Thursday, 22 November 2018

Film Review: The Girl in the Spider's Web

"Are You Not Lisbeth Salander, The Righter Of Wrongs? The Girl With The Dragon Tattoo? The Girl Who Hurts Men Who Hurt Women..?

With the rather lacklustre attempt to revitalise Stieg Larsson's "Millennium" trilogy to an American audience after the success of the Noomi Rapace starring Swedish set of movies back in 2009, the David Fincher adaptation of The Girl in the Dragon Tattoo starring Rooney Mara and Daniel Craig in 2011 was planned as a kickstarter for a fresh release of English speaking crime movies focusing on the intertwining lives of both journalist, Mikael Blomkvist, and vigilante hacker, Lisbeth Salander. With the subsequent Fincher movies placed on indefinite hold in the years that followed, The Girl in the Spider's Web comes to cinema with a brand new director, a new batch of actors and a script based on a novel by Swedish author, David Lagercrantz, who has subsequently continued the works of Larsson who sadly passed away before the original movies came into fruition. Directed by Fede Álvarez, famous for the rather entertaining one-two of the The Evil Dead remake and Don't Breathe, and featuring the wonderfully agile Claire Foy (First Man) in the lead role, the latest Salander-led adventure unfortunately fails to live up to the promise of the Uruguayan's previous two features, lacking the panache and darkened style which seeped through Fincher's adaptation whilst failing to offer anything new to a series which seems to have already sailed past its' sell by date. 

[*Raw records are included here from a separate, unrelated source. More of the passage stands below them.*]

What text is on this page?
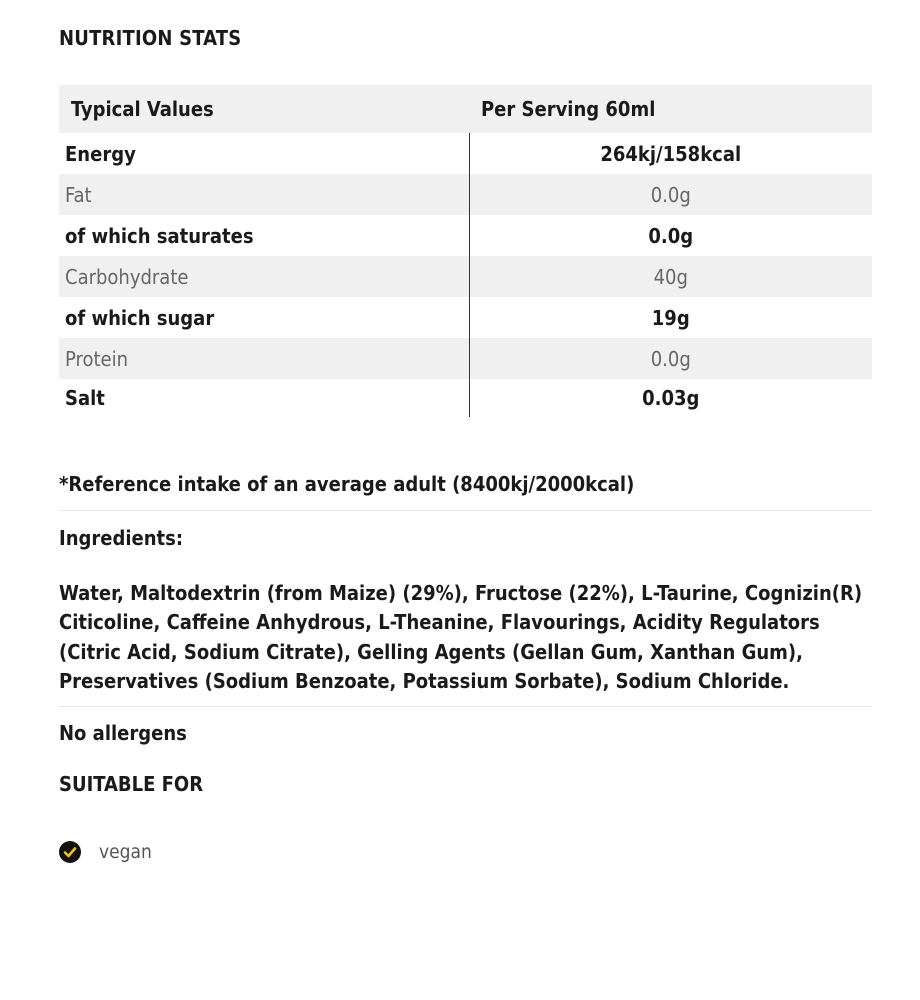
NUTRITION STATS
Typical Values	Per Serving 60ml
Energy	264kj/158kcal
Fat	0.0g
of which saturates	0.0g
Carbohydrate	40g
of which sugar	19g
Protein	0.0g
Salt	0.03g

*Reference intake of an average adult (8400kj/2000kcal)

Ingredients:

Water, Maltodextrin (from Maize) (29%), Fructose (22%), L-Taurine, Cognizin(R) Citicoline, Caffeine Anhydrous, L-Theanine, Flavourings, Acidity Regulators (Citric Acid, Sodium Citrate), Gelling Agents (Gellan Gum, Xanthan Gum), Preservatives (Sodium Benzoate, Potassium Sorbate), Sodium Chloride.

No allergens

SUITABLE FOR

vegan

If remembered for anything, Larsson's writing contained subject matter which teetered on the edge of bad taste, combining sexualised violence with a brutal sense of hardened realism evidenced rather memorably in The Girl With the Dragon Tattoo in which Salander's rapist is punished by rather extravagant if justified means, and even with Álvarez at the helm, a filmmaker not exactly new to the world of cinematic nastiness, The Girl in the Spider's Web feels surprisingly tame as it manages to come across as a near 12A rather version of the franchise with no signature grit or substance, emphasises by a bland, overly sterile tone seeping through with no effective levels of tension or threat whatsoever. With a screenplay which centres on long lost sisters, nuclear disaster and a central hacking superhero who seems to have breathed in the James Bond effect of being completely invincible, there have been episodes of Doctor Who which have been more believable, and even with Foy in the lead role at least attempting to bring some sort gravitas to the role with the familiar funky hairstyle and stern, wet flanneled look slapped across her face, she is ultimately let down by sloppy and lazy writing which leaves her well and truly behind her predecessors in terms of overall effectiveness in her portrayal of Salander. With a brilliant supporting cast including the likes of Sylvia Hoeks and Vicky Krieps being rather wasted considering their equally memorable roles in Blade Runner 2049 and Phantom Thread respectively, their brief appearances only resulted in wishing the film would end as soon as possible in order to go and revisit those particular movies which in terms of cinematic levels of excellence, are in a different universe completely.